Noor Inayat Khan was the first female radio operator sent into occupied France and transferred crucial messages. Johtje Vos, a Dutch housewife, hid Jews in her home and repeatedly outsmarted the Gestapo. Law student Hannie Schaft became involved in the most dangerous resistance work–sabotage, weapons transference, and assassinations. In these pages, young readers will meet these and many other similarly courageous women and girls who risked their lives to help defeat the Nazis.

Twenty-six engaging and suspense-filled stories unfold from across Germany, Poland, the Netherlands, France, Belgium, Denmark, Great Britain, and the United States, providing an inspiring reminder of women and girls’ refusal to sit on the sidelines around the world and throughout history.
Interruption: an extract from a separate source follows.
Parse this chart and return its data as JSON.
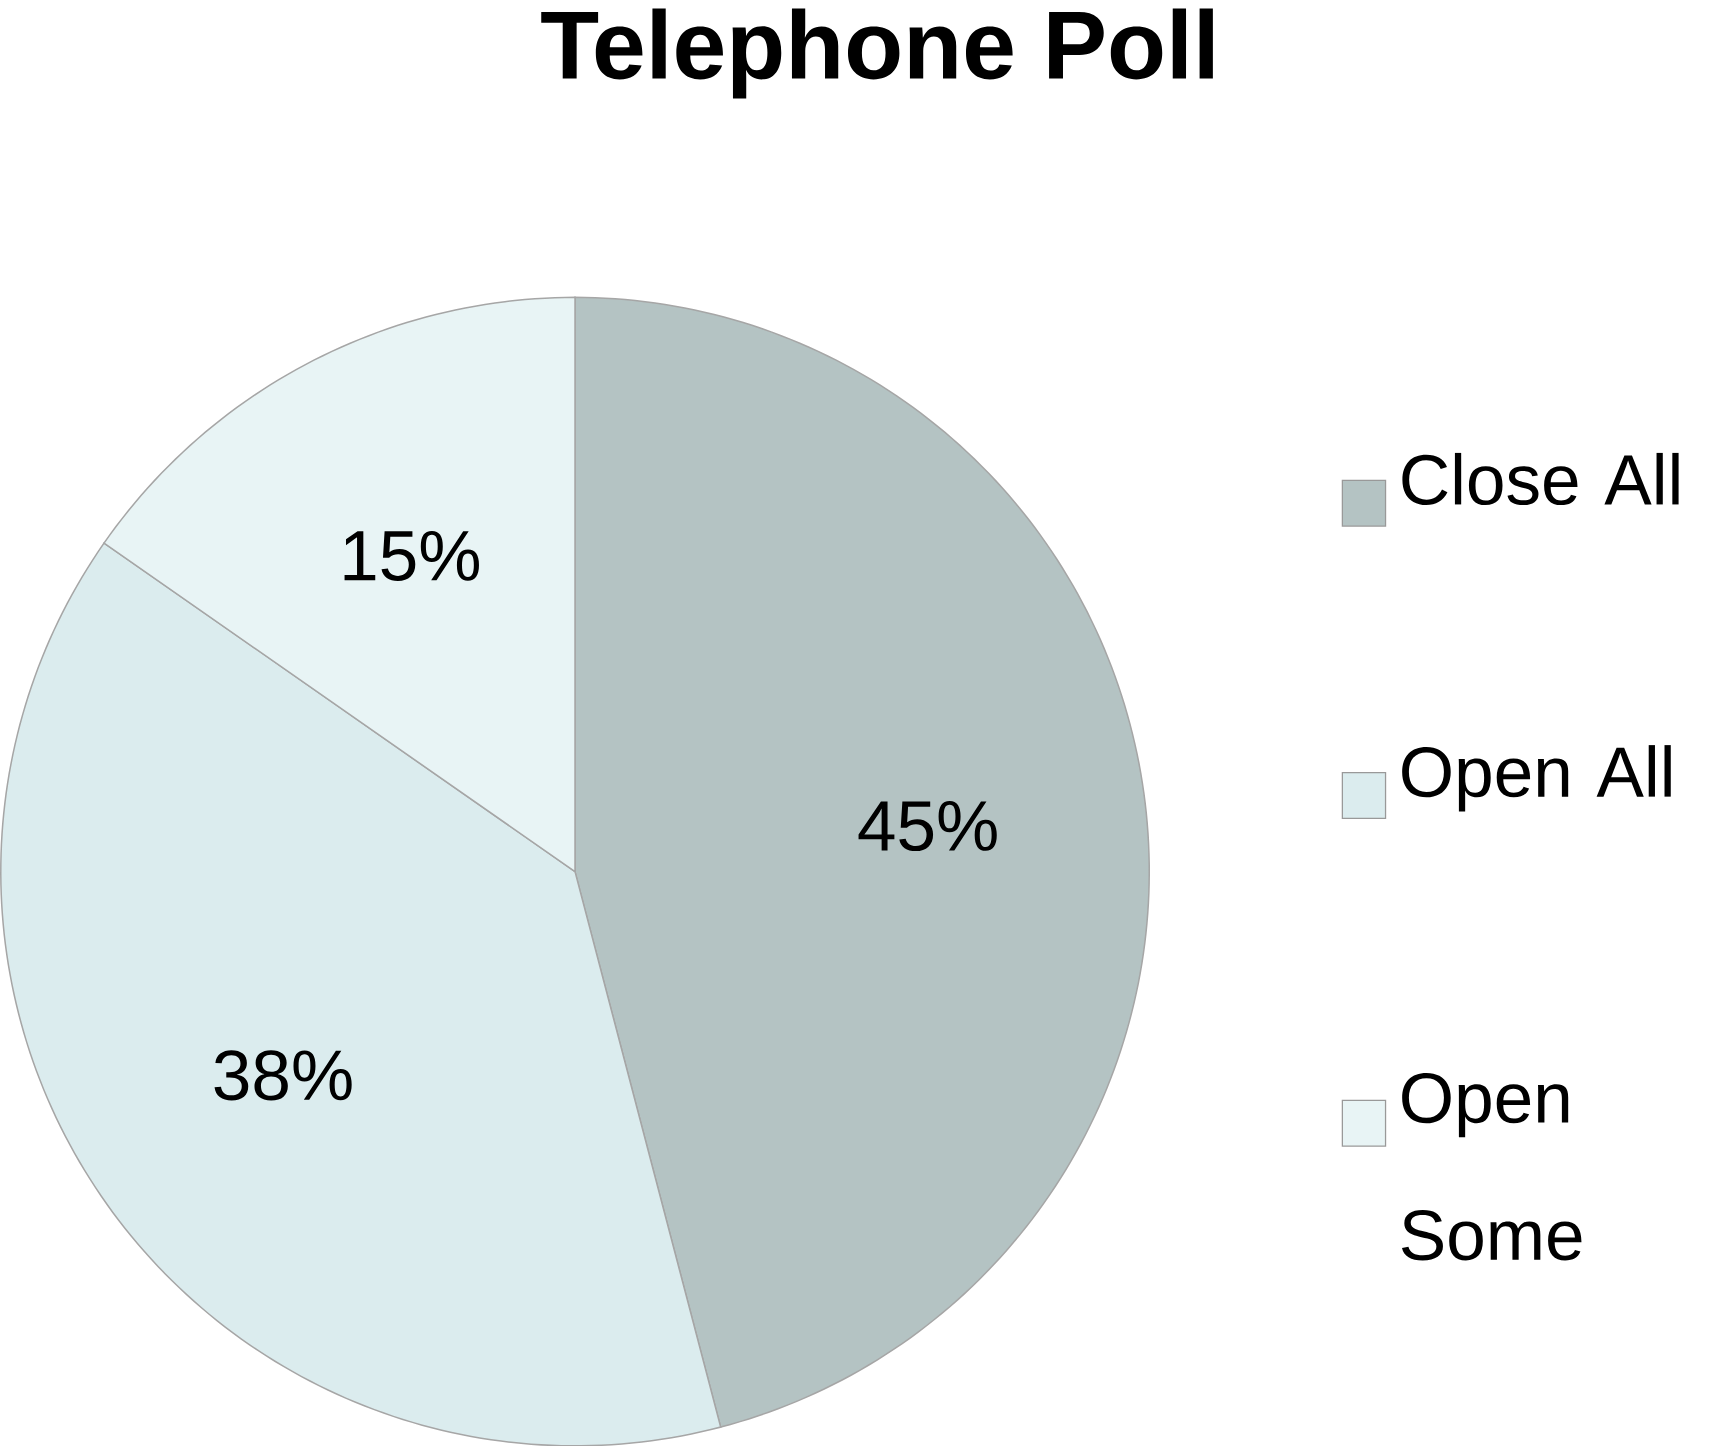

An overview of World War II and summaries of each country’s entrance and involvement in the war provide a framework for better understanding each woman’s unique circumstances, and resources for further learning follow each profile. Women Heroes of World War II is an invaluable addition to any student’s or history buff’s bookshelf.

My Review:

I tend to read fiction, but occasionally non-fiction catches my attention and leaves an impression.  Women Heroes of World War II  in particular came to mind for Memorial Day. This is an excellent book for beginning research into WWII history and key female heroes of the war. The hardships, courage, and sacrifices faced by the women and men in the stories is amazing and heart-wrenching all at the same time. The book is well organized and offers links to additional reading and online materials. Consider adding this to your “books to read” list and remember those who paid the ultimate price for freedom and peace.  

Note: This book was in the “Young Adult” section of the bookstore.  There are some sensitive situations in this book and I feel a parent would want to consider the maturity and comprehension level of my young teenager before allowing them read the book.